Nubia, however, never truly disappeared. Alongside the excavation and preservation of huge amounts of material culture, the Nubian campaign (and its connection to the development of World Heritage) was nothing if not a process of creating massive archives, documentary and photographic. Pictures taken during UNESCO’s project in particular tell a different story from that of the disconnect between Nubia’s past and present that many accounts of the region, then and now, like to relate.

Whether inadvertently or intentionally, such photos often document the close relationship between Nubian settlements and the region’s ruins, in addition to visualizing the people who lived there — and who sometimes worked to take ruined structures apart. Stored in archives used by archaeological researchers, these records have mostly been used to narrate ancient archaeological and monumental pasts. Within themselves, however, they hold the key to why assertions of Nubian identity remain contested.

These photos are one of the forms in which “Nubia still exists,” as the scholar Menna Agha has noted. Combing through the photo archive of the German Archaeological Institute in Cairo, I came across many such examples of this slippage in time. For example, I viewed many images of the disassembly and reconstruction of the Egyptian Nubian temple of Kalabsha, built during the reign of the Roman emperor Augustus. Kalabsha today stands clustered with a group of other reconstructed temples on the island of “New Kalabsha,” just south of the High Dam; it was originally located about 30 miles to the new barrage’s south. Archival photos, however, illustrate the original proximity of the temple to the settlement of Kalabsha in a way that makes the entanglement of the two clear.

Since the construction of the first Aswan Dam, Nubian cultural associations have always existed, not least in Cairo. Such organizations serve as a meeting point for the Nubian community living in the city. Within certain bounds, they also work to represent Nubians to the government, media and other institutions.

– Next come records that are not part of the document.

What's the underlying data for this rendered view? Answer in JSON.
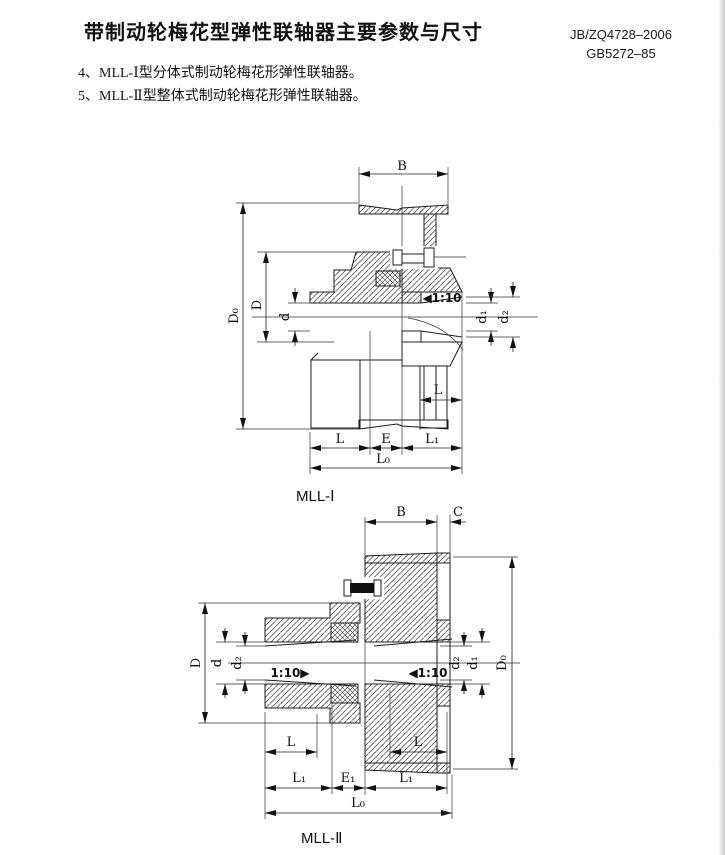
{
  "colors": {
    "ink": "#1c1c1c",
    "paper": "#ffffff"
  },
  "header": {
    "title": "带制动轮梅花型弹性联轴器主要参数与尺寸",
    "standard_1": "JB/ZQ4728–2006",
    "standard_2": "GB5272–85"
  },
  "notes": {
    "item_4": "4、MLL-Ⅰ型分体式制动轮梅花形弹性联轴器。",
    "item_5": "5、MLL-Ⅱ型整体式制动轮梅花形弹性联轴器。"
  },
  "mll1": {
    "caption": "MLL-Ⅰ",
    "dims": {
      "B": "B",
      "D0": "D₀",
      "D": "D",
      "d": "d",
      "taper_right": "◀1:10",
      "d1": "d₁",
      "d2": "d₂",
      "L_hub_right": "L",
      "L": "L",
      "E": "E",
      "L1": "L₁",
      "L0": "L₀"
    }
  },
  "mll2": {
    "caption": "MLL-Ⅱ",
    "dims": {
      "B": "B",
      "C": "C",
      "D": "D",
      "d": "d",
      "d2_left": "d₂",
      "taper_left": "1:10▶",
      "taper_right": "◀1:10",
      "d2_right": "d₂",
      "d1": "d₁",
      "D0": "D₀",
      "L_left": "L",
      "L_right": "L",
      "L1_left": "L₁",
      "E1": "E₁",
      "L1_right": "L₁",
      "L0": "L₀"
    }
  }
}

Cairo’s Society for Nubian Heritage, for example, was consulted on the ethnographic displays in Aswan’s Nubia Museum, which opened in 1997 and was a follow-up project to UNESCO’s Nubian campaign. The reaction to that process from at least one of the society’s members was far from positive: UNESCO and the Egyptian government “didn’t listen to a thing we said,” reported the anthropologist Elizabeth A. Smith. Nevertheless, in 2019, the society became a consultative body to the International Governmental Committee of UNESCO’s Intangible Cultural Heritage program. Nubians are engaged with institutions that, at times, have hurt them.

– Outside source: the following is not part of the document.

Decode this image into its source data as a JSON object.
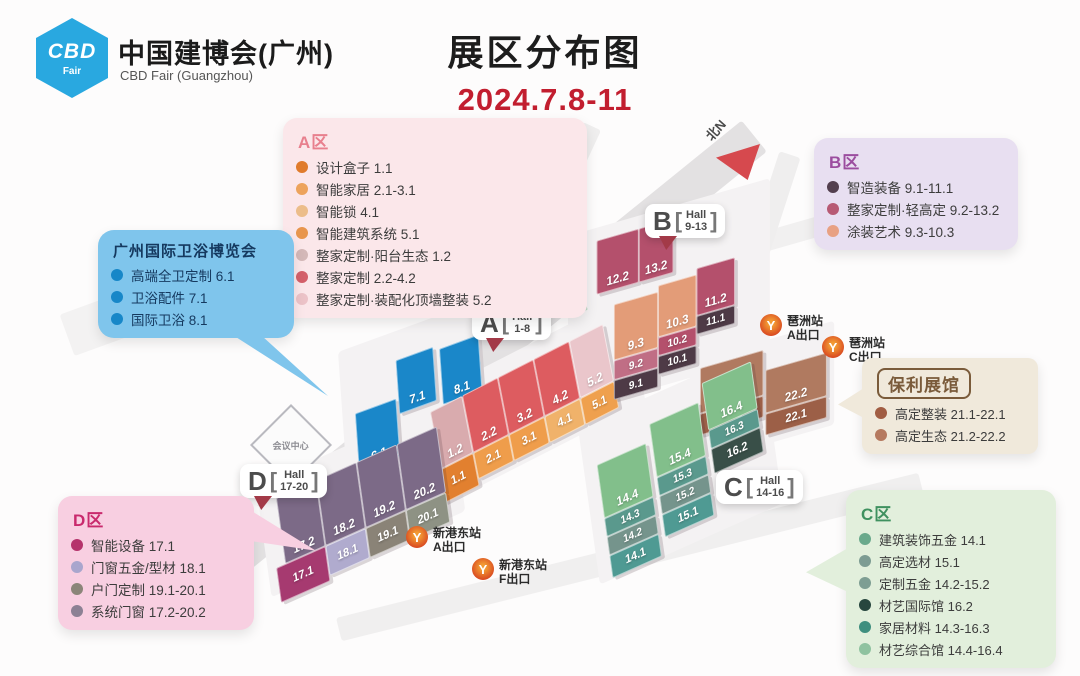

The final years and aftermath of the presidency of Husni Mubarak saw calls for Nubian rights grow stronger. Younger Nubians in particular saw Egypt’s political shifts as an opportunity not only to make demands for such rights but also to make the case for a “right to return” to control of the land around the High Dam’s reservoir. This shift in strategy yielded Article 236 of Egypt’s 2014 Constitution. If nothing else, this article gives Nubians — and residents of other Egyptian “border and underprivileged areas” — the right to return to their former lands via the specific medium of development projects.

Unfortunately, the appearance of this Article did not lead to its application. In 2014, the government of Abdel Fattah al-Sisi promulgated Presidential Decree no. 444, which decided that 16 Nubian villages located on the Egyptian border should become military territory. This decree means that, even if action were taken in relation to Nubian development, that land could no longer be part of the work and Nubians could no longer return to it.

Nubians, whether in Egypt or in Sudan, remain sidelined. The deeper history of this sidelining, however, is one that needs to acknowledge the roles of archaeology, anthropology and heritage practice in creating the neglect. Together with irrigation programs, over the course of the 20th century, those disciplines helped to create the conditions that produced Nubian marginalization.